The White House says this reduced cap could benefit 1.6 million borrowers.

Here's an example of how much you could save:

Under the current program, if you earn $40,000 a year, you'll pay $296 a month based on the 15% cap. That payment could be reduced by about $100 a month with a 10% cap.

To figure your payment, find 10% (or currently 15%) of the difference between your adjusted gross income and 150% of the U.S. Department of Health and Human Service's poverty guideline based on family size and state.

In 2011, that guideline is $10,890 for a single person living in the 48 contiguous states, $14,710 for a family of two and $22,350 for a family of four.

To qualify for this program, your federal student loan debt must be high relative to your income and family size. The U.S. Department of Education's student aid website includes a calculator that can help determine if you're eligible.

Meanwhile, the debt consolidation program helps what Secretary of Education Arne Duncan estimates are 6 million borrowers who have both direct federal loans and loans under the Federal Family Education Loan Program, which ended in 2010.

Pull debts into a single pile, and you get an interest rate that's approximately a half percent lower, as well as the convenience of paying one monthly bill.

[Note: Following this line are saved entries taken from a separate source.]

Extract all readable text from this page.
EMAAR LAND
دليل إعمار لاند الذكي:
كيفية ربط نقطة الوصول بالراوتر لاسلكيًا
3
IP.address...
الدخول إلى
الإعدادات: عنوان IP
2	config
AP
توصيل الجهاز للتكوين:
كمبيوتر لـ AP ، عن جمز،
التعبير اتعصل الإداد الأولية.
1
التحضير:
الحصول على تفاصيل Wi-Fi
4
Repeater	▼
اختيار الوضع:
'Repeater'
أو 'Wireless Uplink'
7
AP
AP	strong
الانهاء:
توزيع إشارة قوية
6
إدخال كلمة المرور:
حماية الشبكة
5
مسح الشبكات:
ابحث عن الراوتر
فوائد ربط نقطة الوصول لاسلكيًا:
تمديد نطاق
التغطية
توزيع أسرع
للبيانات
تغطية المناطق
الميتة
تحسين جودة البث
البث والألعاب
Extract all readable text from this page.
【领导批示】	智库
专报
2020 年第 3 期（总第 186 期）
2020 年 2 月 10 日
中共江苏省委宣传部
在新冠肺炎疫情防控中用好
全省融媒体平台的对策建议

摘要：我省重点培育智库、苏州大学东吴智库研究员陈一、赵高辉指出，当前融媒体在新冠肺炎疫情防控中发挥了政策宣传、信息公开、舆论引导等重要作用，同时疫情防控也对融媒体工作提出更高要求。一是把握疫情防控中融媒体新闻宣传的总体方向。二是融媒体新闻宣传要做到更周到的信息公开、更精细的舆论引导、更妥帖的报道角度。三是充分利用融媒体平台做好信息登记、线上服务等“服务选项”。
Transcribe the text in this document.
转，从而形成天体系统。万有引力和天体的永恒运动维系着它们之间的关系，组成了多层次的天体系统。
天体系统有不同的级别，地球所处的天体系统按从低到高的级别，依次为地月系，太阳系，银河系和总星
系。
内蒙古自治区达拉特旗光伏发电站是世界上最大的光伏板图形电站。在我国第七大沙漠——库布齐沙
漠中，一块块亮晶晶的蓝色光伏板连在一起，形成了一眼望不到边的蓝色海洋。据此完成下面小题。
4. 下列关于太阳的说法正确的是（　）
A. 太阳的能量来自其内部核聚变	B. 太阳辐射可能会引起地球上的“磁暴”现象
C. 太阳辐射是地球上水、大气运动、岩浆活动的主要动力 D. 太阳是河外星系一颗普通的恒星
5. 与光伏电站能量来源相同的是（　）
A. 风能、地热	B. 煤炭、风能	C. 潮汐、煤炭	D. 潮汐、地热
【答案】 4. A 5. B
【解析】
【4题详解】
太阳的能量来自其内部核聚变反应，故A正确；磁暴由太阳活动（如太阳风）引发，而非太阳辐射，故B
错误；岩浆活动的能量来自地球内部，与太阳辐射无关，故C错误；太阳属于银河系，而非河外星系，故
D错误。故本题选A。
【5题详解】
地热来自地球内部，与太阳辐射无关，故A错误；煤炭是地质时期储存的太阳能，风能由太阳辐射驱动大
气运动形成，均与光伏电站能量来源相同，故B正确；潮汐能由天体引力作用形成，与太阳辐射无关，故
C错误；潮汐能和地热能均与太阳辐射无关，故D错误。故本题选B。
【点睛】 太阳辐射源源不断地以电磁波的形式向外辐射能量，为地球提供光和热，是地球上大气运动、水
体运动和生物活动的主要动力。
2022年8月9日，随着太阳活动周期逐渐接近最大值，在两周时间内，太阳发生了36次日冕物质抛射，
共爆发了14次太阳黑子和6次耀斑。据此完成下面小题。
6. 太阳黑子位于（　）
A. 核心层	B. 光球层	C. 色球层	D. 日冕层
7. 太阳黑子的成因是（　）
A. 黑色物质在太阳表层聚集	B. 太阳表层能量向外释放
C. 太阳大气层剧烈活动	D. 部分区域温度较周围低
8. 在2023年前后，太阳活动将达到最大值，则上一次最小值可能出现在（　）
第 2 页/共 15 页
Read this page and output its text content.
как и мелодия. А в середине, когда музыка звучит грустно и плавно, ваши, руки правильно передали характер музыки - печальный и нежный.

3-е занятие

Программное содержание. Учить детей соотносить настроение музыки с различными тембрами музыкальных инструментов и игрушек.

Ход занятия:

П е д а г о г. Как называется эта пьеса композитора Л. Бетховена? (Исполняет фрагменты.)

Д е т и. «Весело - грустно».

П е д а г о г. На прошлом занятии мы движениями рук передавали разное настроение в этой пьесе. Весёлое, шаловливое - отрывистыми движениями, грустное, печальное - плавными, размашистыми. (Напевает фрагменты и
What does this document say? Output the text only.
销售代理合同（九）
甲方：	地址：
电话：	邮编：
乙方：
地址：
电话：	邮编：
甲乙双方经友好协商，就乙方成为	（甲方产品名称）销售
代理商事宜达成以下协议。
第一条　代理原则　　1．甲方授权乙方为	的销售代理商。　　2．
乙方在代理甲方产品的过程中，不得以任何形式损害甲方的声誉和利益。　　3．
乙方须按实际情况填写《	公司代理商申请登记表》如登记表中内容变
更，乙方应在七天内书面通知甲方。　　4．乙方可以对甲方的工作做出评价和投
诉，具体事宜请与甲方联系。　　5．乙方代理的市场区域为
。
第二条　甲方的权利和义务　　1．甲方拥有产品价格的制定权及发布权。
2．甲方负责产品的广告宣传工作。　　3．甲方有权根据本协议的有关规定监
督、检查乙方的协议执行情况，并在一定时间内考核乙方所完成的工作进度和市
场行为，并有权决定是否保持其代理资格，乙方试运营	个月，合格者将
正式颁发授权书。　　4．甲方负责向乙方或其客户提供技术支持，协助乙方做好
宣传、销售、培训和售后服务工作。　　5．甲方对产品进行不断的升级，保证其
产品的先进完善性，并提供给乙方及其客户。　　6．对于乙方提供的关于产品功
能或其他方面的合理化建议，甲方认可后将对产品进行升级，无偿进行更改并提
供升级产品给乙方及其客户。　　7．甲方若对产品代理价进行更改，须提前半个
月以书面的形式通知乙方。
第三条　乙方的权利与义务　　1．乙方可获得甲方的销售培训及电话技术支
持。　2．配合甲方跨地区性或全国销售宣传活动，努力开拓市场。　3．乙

PLUS loans are eligible, but Perkins loans, private student loans and older student loans are not. Nor are any loans that are in default.

You'll need a mix of direct and bank-issued federal loans to use the new program. If you've just got one or the other, or if your loans are not very recent, you may be able to consolidate under an older, less advantageous government program.

The Department of Education will begin reaching out to qualified borrowers in early 2012.

You can get more information on the new measures by calling 1-800-4fedaid or by going to studentaid.ed.gov.

They'll even tell you what kind of loans you have.